Oireachtas Joint and Select Committees

Wednesday, 27 February 2019

Committee on Budgetary Oversight

Macroeconomic Analysis and Fiscal Risks: Central Bank of Ireland

Dr. Mark Cassidy:

Whether the outcome is a hard or a soft Brexit will have an impact on the amount of foreign direct investment we are likely to see here. We still expect to see some more foreign direct investment even in the event of the softer Brexit scenarios. There are two reasons for this. First, the choice of a hard Brexit or a soft Brexit has a smaller impact upon trade in services. Once Brexit takes place, whether it is hard or soft, there will no longer be passporting of services between the UK and the rest of the EU. Under all circumstances in which Brexit takes place and the UK is not a part of the Single Market, the incentives for foreign direct investment to locate here will still exist, particularly in services. There will still be a benefit under both circumstances.

With respect to goods, there will still be barriers to trade as long as the UK is not in both a Single Market in which there are no regulatory checks and a customs union in which there are no customs checks to enforce rules of origin, even in a free trade agreement. UK goods exports still will not have unrestricted access to the EU. These restrictions will be smaller in the case of a deal than in the case of a no-deal outcome with tariffs and the like. In summary, we expect to see more FDI flows under all circumstances, but the incentives will be even greater in the event of a no-deal outcome.

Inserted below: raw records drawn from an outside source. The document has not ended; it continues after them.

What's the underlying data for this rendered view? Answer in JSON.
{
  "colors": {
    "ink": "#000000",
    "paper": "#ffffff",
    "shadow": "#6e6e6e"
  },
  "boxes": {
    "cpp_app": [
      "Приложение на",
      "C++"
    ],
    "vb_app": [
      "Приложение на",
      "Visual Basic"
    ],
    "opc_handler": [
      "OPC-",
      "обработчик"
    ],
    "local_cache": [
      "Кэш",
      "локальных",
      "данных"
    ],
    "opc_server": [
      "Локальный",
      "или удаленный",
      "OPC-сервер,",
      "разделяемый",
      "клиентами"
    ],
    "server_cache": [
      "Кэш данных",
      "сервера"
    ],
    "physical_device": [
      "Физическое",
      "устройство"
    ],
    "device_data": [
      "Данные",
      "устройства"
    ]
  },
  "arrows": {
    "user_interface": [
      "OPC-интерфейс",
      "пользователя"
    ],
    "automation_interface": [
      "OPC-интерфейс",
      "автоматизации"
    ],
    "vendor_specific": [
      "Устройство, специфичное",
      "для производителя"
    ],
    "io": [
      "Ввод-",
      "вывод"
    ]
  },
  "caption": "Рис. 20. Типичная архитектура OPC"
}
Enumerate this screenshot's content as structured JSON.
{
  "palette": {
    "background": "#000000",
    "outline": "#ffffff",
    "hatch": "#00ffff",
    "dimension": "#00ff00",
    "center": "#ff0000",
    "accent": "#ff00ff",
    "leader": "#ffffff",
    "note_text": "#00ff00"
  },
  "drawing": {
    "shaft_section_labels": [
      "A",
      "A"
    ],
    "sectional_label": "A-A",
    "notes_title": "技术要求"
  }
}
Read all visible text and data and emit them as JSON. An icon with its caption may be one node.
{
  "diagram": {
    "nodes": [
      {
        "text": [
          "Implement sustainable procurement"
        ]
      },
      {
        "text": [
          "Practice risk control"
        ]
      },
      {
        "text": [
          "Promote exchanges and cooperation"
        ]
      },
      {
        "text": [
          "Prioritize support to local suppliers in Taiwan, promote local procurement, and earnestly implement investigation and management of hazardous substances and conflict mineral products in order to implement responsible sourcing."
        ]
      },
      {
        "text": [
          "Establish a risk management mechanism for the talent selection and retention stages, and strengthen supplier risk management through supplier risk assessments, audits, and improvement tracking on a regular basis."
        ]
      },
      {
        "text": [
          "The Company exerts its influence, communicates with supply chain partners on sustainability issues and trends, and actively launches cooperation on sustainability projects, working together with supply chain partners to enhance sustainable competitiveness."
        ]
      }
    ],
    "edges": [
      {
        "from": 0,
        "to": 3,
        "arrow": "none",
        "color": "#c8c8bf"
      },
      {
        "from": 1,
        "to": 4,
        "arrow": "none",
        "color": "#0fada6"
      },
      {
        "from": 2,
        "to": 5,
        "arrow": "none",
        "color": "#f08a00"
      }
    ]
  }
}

In regard to timing, the scenario in which there is a deal, which we still think is the most likely, involves a transition period up to 2020. That allows firms a lot more time to prepare their investment strategies. I certainly do not see any benefit in the no-deal scenario, even in foreign direct investment. The suddenness of the change in arrangements will lead to uncertainty and a decline in sentiment right across the economy, including in exporting sectors. More disruptive and bigger changes in the trading arrangements will add a lot more friction, trade costs and the like. We would benefit in terms of FDI in both circumstances, but I do not see any silver lining in a no-deal outcome.